Commentary Purg XV 85-114

The three visions that follow are set off from the narrative by a precise vocabulary of vision, one that Dante had established as early as in his Vita nuova (see Hollander [Holl.1974.1], pp. 3-7).  This begins at once with the verse 'Ivi mi parve in una visione...' (There it seemed to me... in a... vision...), a formulation that needs at least its verb to take its meaning.  If that verb were a form of vedere (to see), Dante's usual practice would assure us that he was describing a dream, indeed a 'Macrobian' dream, a 'fictive' visio that required allegorical explanation.  The next line, however, adds two crucial terms, the adjective estatica (ecstatic) and the verb esser tratto (to be drawn up).  These technical terms, the first of which occurs only once in the poem's universe, establish the radical difference between this visionary experience and that obtained in conventional dreams, for here what is at stake is the sort of sight that was given to such as Paul and John in the New Testament (and, as we shall see in a few lines, to St.

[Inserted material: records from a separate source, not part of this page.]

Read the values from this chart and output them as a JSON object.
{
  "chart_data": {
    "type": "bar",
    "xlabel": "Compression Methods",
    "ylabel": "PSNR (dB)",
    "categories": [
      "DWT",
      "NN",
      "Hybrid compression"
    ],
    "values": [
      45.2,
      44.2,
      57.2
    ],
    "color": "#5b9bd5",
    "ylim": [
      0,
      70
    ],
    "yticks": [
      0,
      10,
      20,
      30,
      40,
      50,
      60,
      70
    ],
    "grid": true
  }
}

Stephen as well).

      In Dante the verb parere can have two quite different meanings (a common enough phenomenon in early modern poems -- see Spenser, for instance, who 'specializes' in the first usage) -- 'seem' (thus expressing a potentially limited or even non-existent truthfulness) or 'appeared' (to indicate something perceived that is actually present).  The verbs parere and apparire are used throughout this passage ([Purg XV 85], [Purg XV 93] [Purg XV 94] [Purg XV 102]) to indicate presences that are experienced as being in fact present to the beholder in his ecstatic seeing; this is true as well of the verb vedere ([Purg XV 87], [Purg XV 106], [Purg XV 109]), used each time to indicate what has truly been made manifest to the beholder.

      Momigliano's discussion (DDP Momigliano.Purg.XV.84-114) of the passage points out that the verbs used to indicate what the protagonist sees in his rapture are in their infinitive form (vedere, [Purg XV 88]; dir, [Purg XV 97]; risponder, [Purg XV 103]; ancider, [Purg XV 107]; chinarsi, [Purg XV 109]), thus lending to the experience a sense of timeless, placeless intensity -- precisely, one is encouraged to add, in accord with the nature of ecstatic experience.